“Novas vozes no Brasil”
Artigo original em português do
ex-presidente Luiz Inácio Lula da Silva
A juventude, conectada nas redes
sociais e com os dedos ágeis em seus celulares, tem saído às ruas para
protestar em diversas regiões do mundo.
Parecia mais fácil explicar as
razões de tais protestos quando eles aconteciam em países sem democracia, como
o Egito e a Tunísia em 2011, ou onde a crise econômica levou o desemprego
juvenil a níveis assustadores, como na Espanha e na Grécia, por exemplo. Mas a
chegada dessa onda a países com governos democráticos e populares, como o
Brasil, quando temos as menores taxas de desemprego da nossa história e uma
inédita expansão dos direitos econômicos e sociais, exige de todos nós, líderes
políticos, uma reflexão mais profunda.
Muitos acham que esses movimentos
significam a negação da política. Eu acho que é justamente o contrario: eles
indicam a necessidade de se ampliar ainda mais a democracia e a participação
cidadã. De renovar a política, aproximando-a das pessoas e de suas aspirações
cotidianas.
Eu só posso falar com mais
propriedade sobre o Brasil. Há uma ávida nova geração em meu país, e eu creio
que os movimentos recentes são, em larga medida, resultado das conquistas
sociais, econômicas e políticas obtidas nos últimos anos. O Brasil conseguiu na
última década mais que dobrar o número de estudantes universitários, muitos
deles vindos de famílias pobres. Reduzimos fortemente a pobreza e a
desigualdade. São grandes feitos, mas é também absolutamente natural que os
jovens, especialmente aqueles que estão obtendo o que seus pais nunca tiveram,
desejem mais.
Estes jovens tinham 8, 10,12 anos
quando o partido que eu ajudei a criar, o PT, junto com seus aliados, chegou ao
poder. Não viveram a repressão da ditadura nos anos 60 e 70. Não viveram a
inflação dos anos 80, quando a primeira coisa que fazíamos ao receber um
salário era correr para um supermercado e comprar tudo o que fosse possível
antes que os preços subissem no dia seguinte. Também tem poucas lembranças dos
anos 90, quando a estagnação e o desemprego deprimiam o nosso país. Eles querem
mais. E é compreensível que seja assim. Tiveram acesso ao ensino superior, e
agora querem empregos qualificados, onde possam aplicar o que aprenderam nas
universidades. Passaram a contar com serviços públicos de que antes não
dispunham, e agora querem melhorar a sua qualidade. Milhões de brasileiros,
inclusive das classes populares, puderam comprar o seu primeiro carro e hoje
também viajam de avião. A contrapartida, no entanto, deve ser um transporte
público eficiente e digno, que facilite a mobilidade urbana, tornando menos
penosa e estressante a vida nas grandes cidades.

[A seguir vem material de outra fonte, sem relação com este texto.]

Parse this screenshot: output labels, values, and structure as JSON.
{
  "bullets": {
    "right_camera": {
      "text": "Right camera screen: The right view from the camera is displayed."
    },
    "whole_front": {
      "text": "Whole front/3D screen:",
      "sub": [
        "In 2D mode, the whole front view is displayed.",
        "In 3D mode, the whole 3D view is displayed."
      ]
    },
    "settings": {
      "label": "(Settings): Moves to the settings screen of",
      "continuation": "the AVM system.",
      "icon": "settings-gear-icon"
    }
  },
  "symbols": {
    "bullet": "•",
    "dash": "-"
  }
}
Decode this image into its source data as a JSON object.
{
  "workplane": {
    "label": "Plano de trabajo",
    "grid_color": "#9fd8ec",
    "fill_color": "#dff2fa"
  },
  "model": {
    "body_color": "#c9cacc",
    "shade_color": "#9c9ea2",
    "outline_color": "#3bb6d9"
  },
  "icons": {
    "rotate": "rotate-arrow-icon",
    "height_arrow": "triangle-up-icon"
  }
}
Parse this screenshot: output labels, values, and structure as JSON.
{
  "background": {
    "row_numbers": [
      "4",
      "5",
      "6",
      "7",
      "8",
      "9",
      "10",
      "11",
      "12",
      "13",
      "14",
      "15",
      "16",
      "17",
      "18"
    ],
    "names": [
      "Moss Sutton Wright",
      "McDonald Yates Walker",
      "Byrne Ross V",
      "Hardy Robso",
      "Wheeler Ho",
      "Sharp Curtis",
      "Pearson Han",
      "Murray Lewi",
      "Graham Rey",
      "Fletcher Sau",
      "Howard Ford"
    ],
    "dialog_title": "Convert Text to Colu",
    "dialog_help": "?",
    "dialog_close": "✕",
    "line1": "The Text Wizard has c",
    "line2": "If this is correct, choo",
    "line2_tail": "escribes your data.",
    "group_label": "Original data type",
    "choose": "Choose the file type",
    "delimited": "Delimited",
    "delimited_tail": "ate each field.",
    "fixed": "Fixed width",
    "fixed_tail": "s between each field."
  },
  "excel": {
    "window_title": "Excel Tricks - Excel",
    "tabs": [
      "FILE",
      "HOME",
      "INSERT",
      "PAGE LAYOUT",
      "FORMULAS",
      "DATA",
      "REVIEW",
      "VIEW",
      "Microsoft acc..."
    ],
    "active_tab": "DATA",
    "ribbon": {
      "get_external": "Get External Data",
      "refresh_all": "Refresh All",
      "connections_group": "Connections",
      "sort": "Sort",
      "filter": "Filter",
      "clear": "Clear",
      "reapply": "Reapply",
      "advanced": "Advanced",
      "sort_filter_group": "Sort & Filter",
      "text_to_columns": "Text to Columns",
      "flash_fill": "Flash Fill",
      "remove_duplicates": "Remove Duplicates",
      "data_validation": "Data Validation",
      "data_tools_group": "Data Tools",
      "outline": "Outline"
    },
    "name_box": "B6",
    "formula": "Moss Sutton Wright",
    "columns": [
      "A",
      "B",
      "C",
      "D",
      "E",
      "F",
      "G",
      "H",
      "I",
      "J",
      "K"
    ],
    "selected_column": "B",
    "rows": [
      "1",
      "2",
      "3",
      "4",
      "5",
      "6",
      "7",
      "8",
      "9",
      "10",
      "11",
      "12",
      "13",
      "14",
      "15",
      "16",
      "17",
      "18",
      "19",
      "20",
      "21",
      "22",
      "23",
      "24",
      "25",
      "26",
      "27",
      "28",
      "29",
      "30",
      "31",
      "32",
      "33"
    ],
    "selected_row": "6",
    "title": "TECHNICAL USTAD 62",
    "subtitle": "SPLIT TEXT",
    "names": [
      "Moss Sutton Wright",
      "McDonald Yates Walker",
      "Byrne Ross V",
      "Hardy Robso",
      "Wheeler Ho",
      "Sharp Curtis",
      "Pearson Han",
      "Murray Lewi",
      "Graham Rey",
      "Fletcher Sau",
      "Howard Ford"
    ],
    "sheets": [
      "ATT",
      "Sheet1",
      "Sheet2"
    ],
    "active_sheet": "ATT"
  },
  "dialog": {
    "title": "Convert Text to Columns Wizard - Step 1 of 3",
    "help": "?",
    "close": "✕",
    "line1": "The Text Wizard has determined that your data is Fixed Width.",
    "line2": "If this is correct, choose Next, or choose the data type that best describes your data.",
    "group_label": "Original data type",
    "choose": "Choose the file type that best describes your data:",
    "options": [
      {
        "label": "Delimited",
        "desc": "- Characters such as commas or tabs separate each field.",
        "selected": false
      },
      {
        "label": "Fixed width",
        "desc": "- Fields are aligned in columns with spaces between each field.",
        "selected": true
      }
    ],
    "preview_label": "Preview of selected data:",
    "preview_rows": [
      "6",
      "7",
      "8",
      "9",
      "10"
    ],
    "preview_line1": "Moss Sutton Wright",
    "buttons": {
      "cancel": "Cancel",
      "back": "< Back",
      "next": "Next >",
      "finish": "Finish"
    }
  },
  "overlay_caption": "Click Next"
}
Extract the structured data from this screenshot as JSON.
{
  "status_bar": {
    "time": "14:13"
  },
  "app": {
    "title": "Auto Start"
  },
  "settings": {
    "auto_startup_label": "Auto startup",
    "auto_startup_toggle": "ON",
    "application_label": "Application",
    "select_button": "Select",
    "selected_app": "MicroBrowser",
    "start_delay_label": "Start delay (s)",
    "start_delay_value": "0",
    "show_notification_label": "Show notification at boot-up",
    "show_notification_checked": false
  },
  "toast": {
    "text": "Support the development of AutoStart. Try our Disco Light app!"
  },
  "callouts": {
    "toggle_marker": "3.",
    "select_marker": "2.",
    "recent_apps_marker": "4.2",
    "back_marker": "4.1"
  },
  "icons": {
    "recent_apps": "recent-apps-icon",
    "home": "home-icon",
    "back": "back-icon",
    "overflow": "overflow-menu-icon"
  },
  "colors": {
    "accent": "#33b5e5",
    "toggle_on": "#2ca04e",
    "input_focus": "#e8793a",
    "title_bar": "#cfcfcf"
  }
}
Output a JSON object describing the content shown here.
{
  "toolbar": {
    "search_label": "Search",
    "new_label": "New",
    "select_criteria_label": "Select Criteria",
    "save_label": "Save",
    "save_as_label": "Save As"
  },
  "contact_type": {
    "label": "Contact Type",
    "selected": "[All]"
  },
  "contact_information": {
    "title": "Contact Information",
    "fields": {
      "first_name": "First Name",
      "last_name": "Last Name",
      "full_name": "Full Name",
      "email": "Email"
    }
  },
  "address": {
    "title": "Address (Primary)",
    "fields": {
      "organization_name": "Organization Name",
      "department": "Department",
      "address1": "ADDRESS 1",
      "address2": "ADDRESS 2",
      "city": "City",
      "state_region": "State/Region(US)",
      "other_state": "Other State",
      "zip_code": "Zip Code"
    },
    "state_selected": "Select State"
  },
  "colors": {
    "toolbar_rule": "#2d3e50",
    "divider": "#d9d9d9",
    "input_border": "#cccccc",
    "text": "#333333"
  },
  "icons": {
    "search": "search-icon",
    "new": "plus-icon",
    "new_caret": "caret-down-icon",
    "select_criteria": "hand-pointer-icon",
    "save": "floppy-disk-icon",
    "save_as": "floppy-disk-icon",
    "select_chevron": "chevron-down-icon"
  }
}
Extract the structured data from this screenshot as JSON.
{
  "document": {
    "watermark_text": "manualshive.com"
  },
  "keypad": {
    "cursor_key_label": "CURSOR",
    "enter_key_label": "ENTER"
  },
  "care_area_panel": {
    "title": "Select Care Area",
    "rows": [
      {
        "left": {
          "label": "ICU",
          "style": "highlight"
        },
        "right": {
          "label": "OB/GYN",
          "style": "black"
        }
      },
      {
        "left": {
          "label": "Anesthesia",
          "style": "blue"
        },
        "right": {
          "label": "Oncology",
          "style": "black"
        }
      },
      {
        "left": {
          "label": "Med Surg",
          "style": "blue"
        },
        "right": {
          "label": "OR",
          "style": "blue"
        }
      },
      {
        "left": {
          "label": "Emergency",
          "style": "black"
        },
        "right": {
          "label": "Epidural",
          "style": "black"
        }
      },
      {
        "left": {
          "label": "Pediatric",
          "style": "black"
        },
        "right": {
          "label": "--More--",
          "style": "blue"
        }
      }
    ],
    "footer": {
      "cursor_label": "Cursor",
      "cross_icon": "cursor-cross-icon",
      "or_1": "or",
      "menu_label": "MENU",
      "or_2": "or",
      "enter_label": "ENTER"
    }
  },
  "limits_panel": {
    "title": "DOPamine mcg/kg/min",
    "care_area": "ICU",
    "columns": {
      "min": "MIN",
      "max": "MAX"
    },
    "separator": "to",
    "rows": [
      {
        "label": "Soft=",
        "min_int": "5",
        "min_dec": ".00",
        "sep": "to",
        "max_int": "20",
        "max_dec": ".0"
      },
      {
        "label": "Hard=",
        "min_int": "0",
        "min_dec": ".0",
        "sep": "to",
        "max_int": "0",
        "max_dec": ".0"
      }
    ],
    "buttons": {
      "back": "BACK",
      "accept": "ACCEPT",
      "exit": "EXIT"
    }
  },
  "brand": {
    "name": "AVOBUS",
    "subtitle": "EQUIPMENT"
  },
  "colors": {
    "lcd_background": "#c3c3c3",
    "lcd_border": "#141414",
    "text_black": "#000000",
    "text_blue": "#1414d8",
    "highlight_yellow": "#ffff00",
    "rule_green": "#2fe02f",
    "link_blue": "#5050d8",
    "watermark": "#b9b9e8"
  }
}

Os anseios dos jovens, por outro
lado, não são apenas materiais. Também querem maior acesso ao lazer e à
cultura. E, sobretudo, reclamam instituições políticas mais transparentes e
limpas, sem as distorções do anacrônico sistema partidário e eleitoral
brasileiro, que até hoje não se conseguiu reformar. É impossível negar a
legitimidade de tais demandas, mesmo que não seja viável atendê-las todas de
imediato. É preciso encontrar fontes de financiamento, estabelecer metas e
planejar como elas serão gradativamente alcançadas.
A democracia não é um pacto de
silêncio. É a sociedade em movimento, discutindo e definindo suas prioridades e
desafios, almejando sempre novas conquistas. E a minha fé é que somente na
democracia, com muito dialogo e construção coletiva, esses objetivos podem ser
alcançados. Só na democracia um índio poderia ser eleito Presidente da Bolívia,
e um negro Presidente dos Estados Unidos. Só na democracia um operário e uma
mulher poderiam tornar-se Presidentes do Brasil.
A história mostra que, sempre que
se negou a política e os partidos, e se buscou uma solução de força, os
resultados foram desastrosos: guerras, ditaduras e perseguições de minorias.
Todos sabemos que, sem partidos, não pode haver verdadeira democracia. Mas cada
vez fica mais evidente que as nossas populações não querem apenas votar de
quatro em quatro anos, delegando o seu destino aos governantes. Querem interagir
no dia a dia com os governos, tanto locais quanto nacionais, participando da
definição das políticas públicas, opinando sobre as principais decisões que
lhes dizem respeito.
Em suma: não querem apenas votar,
querem ser ouvidas. E isso constitui um tremendo desafio para os partidos e os
lideres políticos. Supõe ampliar as formas de escuta e de consulta, e os
partidos precisam dialogar permanentemente com a sociedade, nas redes e nas
ruas, nos locais de trabalho e de estudo, reforçando a sua interlocução com as
organizações dos trabalhadores, as entidades civis, os intelectuais e os
dirigentes comunitários, mas também com os setores ditos desorganizados, que
nem por isso tem carências e desejos menos respeitáveis.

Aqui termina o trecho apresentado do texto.